И я не выдержал и расхохотался. Упал рядом с ним и смеялся, понимая, что вот-вот я двинусь крышей. Что-то впилось мне в шею, какие-то щепки. Пытаясь их убрать, я понял, что они в кармане куртки, на которой я лежал. Я расстегнул карман и мне в руку упала в щепки разбитая, измазанная кровью коробочка. И кольцо.
…
Как потом рассказал мне Виктор Степанович, забрать кольцо у меня получилось только после того, как подействовало вколотое мне успокоительное.
====== 48. Эпилог: всё только начинается ======
Новенькое здание медицинского центра ласкало взор одних и бесило других. Последнее, в основном, именно тех, кто не мог и мечтать там лечиться. Туда редко приходили, обычно приезжали. Вот и в очередной раз новенький, блестящий чёрный джип мощно и плавно скользнул под поднявшийся шлагбаум. Двое мужчин – один постарше, в отличном костюме, уже начинающий лысеть, но с очень внимательными глазами, и другой – в джинсах и свитере, темноволосый, с белым шрамом на щеке – взошли на широкое мраморное крыльцо. На контрольно-пропускном пункте тот, что со шрамом, оставил пистолет, поприветствовав специалиста по профилю. Бабулькам-вахтёршам и безмозглым «шкафам» в криво сидящих костюмах не было места в мире серьёзных людей и больших денег. А платный медицинский центр был частью именно этого мира. Коридоры благоухали синтетическими моющими средствами, пациенты, неважно, какого пола и возраста, облаченные ли в пижамы или спортивные костюмы, от молоденькой красавицы, не пожелавшей и в больнице расстаться со своим золотом, до полупарализованного старика в кресле-каталке, чьи морщины складывались в хищний оскал, единственный глаз сверкал, а на руках, если присмотреться, можно было заметить следы тщательно сведенных синих перстней, были окружены заботой и вниманием, которое можно получить только за деньги.
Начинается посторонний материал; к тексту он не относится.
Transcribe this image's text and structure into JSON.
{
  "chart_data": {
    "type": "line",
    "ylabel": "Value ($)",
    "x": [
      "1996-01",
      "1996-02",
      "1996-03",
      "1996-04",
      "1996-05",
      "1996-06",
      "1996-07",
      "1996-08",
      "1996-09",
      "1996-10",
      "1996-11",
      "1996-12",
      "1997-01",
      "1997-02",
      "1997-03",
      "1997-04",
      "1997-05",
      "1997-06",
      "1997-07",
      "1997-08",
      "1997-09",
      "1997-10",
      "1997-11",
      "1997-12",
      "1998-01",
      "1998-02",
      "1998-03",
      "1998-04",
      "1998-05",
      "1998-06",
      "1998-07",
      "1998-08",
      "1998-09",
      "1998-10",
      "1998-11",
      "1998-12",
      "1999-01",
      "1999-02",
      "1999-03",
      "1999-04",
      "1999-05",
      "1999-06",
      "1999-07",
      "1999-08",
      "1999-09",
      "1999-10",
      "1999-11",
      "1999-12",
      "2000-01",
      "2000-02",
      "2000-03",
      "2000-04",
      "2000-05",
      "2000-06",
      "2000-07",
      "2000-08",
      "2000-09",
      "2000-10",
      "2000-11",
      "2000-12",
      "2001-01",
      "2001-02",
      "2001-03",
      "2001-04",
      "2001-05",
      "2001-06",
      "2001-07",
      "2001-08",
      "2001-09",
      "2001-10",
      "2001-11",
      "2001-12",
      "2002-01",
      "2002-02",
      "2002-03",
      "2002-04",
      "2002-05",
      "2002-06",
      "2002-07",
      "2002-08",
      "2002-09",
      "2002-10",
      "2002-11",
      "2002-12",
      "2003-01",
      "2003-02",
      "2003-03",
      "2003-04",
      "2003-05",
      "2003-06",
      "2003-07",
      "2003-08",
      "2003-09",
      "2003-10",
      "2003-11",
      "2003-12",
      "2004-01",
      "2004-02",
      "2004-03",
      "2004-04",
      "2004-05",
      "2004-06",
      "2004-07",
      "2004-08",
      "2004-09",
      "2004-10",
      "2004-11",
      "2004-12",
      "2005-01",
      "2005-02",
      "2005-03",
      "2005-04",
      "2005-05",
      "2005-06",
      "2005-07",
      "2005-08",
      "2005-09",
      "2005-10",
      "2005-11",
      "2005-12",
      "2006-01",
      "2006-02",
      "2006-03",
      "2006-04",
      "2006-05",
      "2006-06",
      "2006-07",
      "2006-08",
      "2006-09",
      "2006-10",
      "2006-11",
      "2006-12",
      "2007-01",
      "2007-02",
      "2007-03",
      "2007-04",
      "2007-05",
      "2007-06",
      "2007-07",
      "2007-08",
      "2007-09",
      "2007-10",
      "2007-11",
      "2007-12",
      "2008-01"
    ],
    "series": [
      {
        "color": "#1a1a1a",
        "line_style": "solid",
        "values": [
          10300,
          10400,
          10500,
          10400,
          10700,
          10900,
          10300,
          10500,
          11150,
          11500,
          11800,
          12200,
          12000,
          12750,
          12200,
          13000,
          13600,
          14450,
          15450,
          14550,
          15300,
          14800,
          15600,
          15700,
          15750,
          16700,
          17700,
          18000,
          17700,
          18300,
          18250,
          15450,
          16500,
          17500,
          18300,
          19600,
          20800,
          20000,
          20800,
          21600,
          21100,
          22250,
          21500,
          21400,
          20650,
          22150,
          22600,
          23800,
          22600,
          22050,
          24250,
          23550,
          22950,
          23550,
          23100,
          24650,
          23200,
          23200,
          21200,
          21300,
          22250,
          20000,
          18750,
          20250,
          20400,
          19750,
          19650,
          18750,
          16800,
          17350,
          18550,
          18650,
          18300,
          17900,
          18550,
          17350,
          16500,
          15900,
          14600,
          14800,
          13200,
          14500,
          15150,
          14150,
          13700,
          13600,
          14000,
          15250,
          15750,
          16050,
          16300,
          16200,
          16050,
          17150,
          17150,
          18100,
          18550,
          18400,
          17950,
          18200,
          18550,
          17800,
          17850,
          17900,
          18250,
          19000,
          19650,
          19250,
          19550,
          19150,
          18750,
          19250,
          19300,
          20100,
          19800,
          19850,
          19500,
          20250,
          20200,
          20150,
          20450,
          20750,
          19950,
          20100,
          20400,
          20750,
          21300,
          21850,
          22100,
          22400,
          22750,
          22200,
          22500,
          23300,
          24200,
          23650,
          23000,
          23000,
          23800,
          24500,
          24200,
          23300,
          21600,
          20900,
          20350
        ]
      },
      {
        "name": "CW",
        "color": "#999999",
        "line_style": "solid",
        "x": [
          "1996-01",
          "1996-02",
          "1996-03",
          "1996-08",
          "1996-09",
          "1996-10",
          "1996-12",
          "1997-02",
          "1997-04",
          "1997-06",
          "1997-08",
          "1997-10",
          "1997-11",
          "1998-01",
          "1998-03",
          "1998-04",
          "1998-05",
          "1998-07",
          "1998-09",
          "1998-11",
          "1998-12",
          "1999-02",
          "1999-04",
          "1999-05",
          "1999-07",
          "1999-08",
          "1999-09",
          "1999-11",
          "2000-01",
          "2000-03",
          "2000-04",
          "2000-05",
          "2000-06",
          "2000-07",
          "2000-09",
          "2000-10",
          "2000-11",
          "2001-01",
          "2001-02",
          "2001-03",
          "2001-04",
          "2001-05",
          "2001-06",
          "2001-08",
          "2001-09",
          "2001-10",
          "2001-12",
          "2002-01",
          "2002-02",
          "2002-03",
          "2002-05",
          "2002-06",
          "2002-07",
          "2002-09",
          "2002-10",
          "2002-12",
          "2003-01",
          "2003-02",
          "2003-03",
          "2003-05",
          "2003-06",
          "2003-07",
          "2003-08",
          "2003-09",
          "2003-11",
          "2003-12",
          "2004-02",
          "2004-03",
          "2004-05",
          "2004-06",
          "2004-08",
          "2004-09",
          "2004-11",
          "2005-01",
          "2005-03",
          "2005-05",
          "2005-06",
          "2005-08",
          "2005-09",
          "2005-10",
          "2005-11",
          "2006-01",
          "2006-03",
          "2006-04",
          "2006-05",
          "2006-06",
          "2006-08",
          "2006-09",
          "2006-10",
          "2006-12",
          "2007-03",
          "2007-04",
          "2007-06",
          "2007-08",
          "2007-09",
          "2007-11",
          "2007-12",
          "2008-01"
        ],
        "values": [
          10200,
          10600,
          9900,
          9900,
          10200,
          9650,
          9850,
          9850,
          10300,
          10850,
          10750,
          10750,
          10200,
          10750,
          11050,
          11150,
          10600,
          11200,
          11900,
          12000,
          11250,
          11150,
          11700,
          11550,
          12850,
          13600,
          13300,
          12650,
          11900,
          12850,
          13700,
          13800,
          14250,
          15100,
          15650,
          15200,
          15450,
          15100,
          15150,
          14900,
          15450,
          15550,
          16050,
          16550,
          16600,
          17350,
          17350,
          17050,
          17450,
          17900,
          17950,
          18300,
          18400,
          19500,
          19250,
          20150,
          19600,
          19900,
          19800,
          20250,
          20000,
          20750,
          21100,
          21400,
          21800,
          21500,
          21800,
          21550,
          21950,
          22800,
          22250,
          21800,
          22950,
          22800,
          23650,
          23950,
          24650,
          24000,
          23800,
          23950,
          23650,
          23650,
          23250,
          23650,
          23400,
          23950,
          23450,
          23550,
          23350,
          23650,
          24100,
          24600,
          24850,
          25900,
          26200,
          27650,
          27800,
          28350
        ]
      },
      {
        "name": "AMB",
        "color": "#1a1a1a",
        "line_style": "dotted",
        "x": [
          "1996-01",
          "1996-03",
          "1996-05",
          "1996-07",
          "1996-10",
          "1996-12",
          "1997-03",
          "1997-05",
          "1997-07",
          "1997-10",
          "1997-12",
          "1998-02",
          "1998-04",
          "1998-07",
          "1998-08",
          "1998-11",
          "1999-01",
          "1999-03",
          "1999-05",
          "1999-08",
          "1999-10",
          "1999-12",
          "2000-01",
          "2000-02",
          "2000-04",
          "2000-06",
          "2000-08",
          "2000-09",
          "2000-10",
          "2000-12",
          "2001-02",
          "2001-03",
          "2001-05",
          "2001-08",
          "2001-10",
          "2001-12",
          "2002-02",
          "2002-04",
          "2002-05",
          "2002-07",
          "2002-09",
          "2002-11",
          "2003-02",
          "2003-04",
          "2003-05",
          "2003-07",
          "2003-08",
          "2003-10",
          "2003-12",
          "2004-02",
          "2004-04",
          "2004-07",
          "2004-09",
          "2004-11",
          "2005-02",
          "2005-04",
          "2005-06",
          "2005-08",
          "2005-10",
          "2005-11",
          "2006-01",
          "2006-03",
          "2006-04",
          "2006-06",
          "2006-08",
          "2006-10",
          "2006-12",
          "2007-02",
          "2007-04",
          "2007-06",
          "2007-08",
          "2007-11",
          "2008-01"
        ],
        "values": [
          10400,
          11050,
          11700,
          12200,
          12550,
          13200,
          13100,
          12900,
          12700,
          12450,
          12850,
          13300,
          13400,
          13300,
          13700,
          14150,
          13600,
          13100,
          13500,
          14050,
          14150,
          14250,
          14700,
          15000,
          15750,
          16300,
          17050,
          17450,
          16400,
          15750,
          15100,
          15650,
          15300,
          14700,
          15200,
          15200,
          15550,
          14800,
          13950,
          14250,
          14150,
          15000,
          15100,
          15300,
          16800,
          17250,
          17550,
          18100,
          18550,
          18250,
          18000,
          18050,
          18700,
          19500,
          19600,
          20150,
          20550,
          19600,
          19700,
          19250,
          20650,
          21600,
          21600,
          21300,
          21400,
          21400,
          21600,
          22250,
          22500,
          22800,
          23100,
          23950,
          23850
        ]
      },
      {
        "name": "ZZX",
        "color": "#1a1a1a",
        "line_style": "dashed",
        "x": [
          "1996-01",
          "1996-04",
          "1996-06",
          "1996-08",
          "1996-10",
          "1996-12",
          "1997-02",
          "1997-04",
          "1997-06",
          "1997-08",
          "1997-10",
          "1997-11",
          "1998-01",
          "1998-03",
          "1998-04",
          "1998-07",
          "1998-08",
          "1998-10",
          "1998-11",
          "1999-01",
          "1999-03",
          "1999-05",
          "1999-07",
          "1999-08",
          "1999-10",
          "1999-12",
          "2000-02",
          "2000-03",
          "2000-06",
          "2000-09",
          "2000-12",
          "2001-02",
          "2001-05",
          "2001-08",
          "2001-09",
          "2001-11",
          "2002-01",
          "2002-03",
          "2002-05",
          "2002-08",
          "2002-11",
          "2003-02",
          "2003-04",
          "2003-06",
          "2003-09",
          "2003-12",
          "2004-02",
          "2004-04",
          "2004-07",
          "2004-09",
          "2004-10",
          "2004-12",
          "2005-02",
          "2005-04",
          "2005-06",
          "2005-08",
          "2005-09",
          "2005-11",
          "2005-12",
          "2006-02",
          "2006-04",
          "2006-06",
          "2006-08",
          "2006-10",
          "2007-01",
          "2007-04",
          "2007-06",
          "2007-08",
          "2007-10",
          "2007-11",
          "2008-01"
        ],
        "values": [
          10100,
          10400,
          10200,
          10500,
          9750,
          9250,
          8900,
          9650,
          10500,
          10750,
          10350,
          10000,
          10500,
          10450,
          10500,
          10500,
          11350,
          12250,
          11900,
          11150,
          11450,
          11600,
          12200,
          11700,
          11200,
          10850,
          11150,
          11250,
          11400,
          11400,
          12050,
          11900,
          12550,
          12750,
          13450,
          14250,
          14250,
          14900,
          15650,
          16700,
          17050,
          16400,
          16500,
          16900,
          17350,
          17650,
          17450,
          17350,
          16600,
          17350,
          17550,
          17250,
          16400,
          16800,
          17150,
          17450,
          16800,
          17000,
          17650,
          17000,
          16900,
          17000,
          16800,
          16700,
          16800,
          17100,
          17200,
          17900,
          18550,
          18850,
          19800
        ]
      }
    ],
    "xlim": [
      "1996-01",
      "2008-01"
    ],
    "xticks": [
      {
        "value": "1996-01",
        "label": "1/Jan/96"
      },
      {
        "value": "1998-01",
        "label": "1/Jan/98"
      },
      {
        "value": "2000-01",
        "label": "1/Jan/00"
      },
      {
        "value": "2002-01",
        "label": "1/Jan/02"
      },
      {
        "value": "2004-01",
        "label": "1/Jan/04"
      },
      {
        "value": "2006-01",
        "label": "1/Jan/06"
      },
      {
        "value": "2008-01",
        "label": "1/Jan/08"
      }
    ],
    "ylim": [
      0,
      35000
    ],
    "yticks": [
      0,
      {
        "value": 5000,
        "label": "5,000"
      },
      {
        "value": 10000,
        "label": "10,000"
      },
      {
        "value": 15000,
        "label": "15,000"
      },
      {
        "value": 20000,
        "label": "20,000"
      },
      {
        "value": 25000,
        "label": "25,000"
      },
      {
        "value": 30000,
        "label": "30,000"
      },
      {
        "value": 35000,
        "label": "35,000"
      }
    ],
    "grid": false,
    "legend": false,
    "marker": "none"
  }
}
Медсестёр, похоже, набирали в модельном агентстве.
Старик не отрывал своего единственного глаза от этих двух, пока они не скрылись за одной из дверей.
– Итак, – врач задумчиво посмотрел на лежащие перед ним бумаги, – теперь вы, Анатолий Владимирович Веригин, официальный представитель Станислава Евгеньевича Комнина, восемьдесят седьмого года рождения. Хорошо, хотя, конечно, я бы всё-таки предпочёл поговорить с его биологическими родственниками.